Let’s discuss timbre, which I think is very important to you structurally. Were there any particular musical (or other) influences that first led you to think about the “inside” life of sounds?
I would say it has something to do with being a performer before I was a composer, in that I was concerned with the realisation, the phenomenon of the work in time, before I was with creating a symbolic representation, a score for a new work. One of the principal aesthetic aims of my compositions, from early on, has been to focus on the moment at which the performer succeeds in generating a sound from an instrument. I am interested in sound as a material in itself, especially in relation to what one sees, to the space in which it takes place, etc. and less interested in the musical materials themselves.
In a previous interview (ICElab 2012), you refer to some of your music being akin to reinterpretations of previous works, such as your timbral analyses and “orchestrations” of music by composers like Mozart and Purcell. Can you tell us more about the processes at play, and how you came to this way of working?
I was inspired to use existing repertoire rather than creating my own basic musical materials in part by an exercise in an seminar by Paul Koonce at Princeton University: to compose a work for piano based on a short work for piano by Mozart. I composed my exercise by removing all but a few notes from Mozart’s original piece; I have continued to use similar reductive processes in works such as Nani and Omaggio a Berio. I was also influenced by the writings and work of the artist Gerhardt Richter, and in particular this quotation from his writings: ‘I like everything that has no style…Because style is violence, and I am not violent.’ According to these writings, he achieved the state of ‘having no style’ through his paintings from photos, by giving himself a specific task to achieve: ‘not to have anything to imagine, to forget the meaning given to painting, colour, composition, spatiality, all that one knew and thought. All of that suddenly stopped being the premise of art.’ (Gerhardt Richter, Textes, Dijon: Les presses du réel, 1999, p.29).
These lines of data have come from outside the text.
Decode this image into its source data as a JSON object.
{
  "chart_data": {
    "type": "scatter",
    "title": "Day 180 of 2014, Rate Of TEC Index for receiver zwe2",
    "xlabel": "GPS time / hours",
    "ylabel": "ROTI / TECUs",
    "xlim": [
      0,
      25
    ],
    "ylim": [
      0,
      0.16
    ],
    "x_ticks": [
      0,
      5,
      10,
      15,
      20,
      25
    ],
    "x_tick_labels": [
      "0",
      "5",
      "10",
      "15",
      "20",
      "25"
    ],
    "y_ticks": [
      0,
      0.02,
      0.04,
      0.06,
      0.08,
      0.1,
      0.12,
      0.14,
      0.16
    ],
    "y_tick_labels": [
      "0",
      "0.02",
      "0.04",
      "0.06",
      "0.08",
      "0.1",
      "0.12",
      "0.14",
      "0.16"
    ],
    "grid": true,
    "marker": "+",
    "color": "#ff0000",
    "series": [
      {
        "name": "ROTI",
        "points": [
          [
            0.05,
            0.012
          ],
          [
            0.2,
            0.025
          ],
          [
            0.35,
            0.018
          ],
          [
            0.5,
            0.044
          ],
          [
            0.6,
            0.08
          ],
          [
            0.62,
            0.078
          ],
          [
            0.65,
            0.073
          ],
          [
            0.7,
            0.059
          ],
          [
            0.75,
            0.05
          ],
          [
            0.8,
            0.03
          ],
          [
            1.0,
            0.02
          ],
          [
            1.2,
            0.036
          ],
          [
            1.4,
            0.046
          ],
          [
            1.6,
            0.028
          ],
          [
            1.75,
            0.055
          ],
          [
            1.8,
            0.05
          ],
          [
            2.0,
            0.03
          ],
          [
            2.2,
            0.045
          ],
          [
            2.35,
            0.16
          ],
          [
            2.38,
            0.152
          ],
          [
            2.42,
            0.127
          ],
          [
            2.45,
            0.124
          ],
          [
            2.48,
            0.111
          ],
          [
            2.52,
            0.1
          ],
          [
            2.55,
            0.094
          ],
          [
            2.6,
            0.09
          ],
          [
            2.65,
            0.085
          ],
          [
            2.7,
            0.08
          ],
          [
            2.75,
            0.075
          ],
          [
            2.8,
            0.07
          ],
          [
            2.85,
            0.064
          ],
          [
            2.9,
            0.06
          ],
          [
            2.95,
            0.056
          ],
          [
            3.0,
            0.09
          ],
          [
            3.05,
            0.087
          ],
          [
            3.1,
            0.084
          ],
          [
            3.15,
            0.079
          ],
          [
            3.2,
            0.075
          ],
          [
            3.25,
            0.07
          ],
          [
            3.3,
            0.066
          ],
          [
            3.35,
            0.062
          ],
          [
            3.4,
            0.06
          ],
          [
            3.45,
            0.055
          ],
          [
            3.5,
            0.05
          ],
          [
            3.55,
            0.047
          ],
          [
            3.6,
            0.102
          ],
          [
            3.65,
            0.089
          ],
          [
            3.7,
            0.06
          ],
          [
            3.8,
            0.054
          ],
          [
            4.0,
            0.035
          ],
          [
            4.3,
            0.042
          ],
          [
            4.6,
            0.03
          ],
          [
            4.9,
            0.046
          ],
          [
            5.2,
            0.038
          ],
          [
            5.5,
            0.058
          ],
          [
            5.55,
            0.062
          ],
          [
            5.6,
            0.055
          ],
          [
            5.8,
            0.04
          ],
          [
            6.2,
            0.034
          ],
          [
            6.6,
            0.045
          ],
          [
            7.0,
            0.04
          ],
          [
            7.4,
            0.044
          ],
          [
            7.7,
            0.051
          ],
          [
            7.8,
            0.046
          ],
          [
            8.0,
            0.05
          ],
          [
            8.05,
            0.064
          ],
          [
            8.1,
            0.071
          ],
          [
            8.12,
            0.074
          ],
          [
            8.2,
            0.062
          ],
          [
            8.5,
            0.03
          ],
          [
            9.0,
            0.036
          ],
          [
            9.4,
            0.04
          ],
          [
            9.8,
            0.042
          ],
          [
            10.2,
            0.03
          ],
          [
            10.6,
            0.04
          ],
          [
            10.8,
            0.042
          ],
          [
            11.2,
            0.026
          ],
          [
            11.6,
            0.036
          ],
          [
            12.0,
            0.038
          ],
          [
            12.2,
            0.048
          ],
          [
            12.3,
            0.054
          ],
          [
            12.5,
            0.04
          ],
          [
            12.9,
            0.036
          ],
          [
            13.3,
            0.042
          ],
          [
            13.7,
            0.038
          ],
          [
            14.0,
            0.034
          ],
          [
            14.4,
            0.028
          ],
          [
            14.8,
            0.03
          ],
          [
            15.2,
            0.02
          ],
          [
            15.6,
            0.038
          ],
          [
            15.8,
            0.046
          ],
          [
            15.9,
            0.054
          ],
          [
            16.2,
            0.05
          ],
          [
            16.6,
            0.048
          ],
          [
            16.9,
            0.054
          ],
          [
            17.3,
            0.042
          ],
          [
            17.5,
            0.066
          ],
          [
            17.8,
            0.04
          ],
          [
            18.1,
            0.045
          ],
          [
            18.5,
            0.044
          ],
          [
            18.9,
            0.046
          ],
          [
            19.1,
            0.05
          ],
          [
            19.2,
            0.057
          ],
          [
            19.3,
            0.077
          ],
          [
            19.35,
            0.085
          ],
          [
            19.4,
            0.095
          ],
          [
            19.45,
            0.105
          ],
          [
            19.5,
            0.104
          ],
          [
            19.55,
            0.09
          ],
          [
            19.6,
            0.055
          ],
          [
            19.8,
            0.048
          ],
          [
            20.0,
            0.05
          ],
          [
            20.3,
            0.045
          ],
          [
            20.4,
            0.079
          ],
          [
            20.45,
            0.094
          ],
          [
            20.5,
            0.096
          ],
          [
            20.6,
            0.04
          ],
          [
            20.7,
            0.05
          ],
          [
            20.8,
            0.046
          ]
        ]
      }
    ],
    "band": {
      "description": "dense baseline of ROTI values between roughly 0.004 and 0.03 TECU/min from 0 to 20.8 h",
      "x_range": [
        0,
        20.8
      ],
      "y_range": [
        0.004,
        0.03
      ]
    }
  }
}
You do your own programming and instrument-building. How important would you say it is for a young composer today to be technically grounded – and do you feel it is in any way different for a woman?
I think it is very important, and as the field evolves so rapidly, one also needs to keeping abreast of new developments. Especially for the latter, it is helpful to be in a community in which one may exchange expertise. This has been one of the wonderful things about being at the Sonic Arts Research Centre (Belfast): the idea there is to have composers, performers, researchers, and musicologists literally working together in one big room as often as possible in order to encourage knowledge transfer. This might seem paradoxical, but these exchanges contribute to one’s autonomy, because you gain skills which you can then use elsewhere, in other communities or on your own.
Of course there are complications when one belongs to an underrepresented group in a given community, as I have often been in specific situations, and as women are in electro-acoustic music generally speaking. Women working with technology need on the one hand to have confidence in the skills they have, and on the other to not become defensive about any lacunas in their knowledge, but rather keep studying and profit from learning from sources and from colleagues, just as men do all the time.
What are some of your pedagogical philosophies in working with young composers?
I have done a quite a bit of teaching in the area of Computer-Assisted Composition, which is rather straightforward in a sense: one must first of all aid the students in acquiring some general technical skills, then each student needs to be able to clearly articulate a goal, so that one may guide him/her in designing a (computer-aided) process suited to it. For me, this is a sort of analogy for all of my teaching in composition: I know that there are certain skills which tend to aid students in general, so I try to strengthen those, while at the same time working with each student on realising their own specific compositional ideas, which may of course entail very different problematics and skills.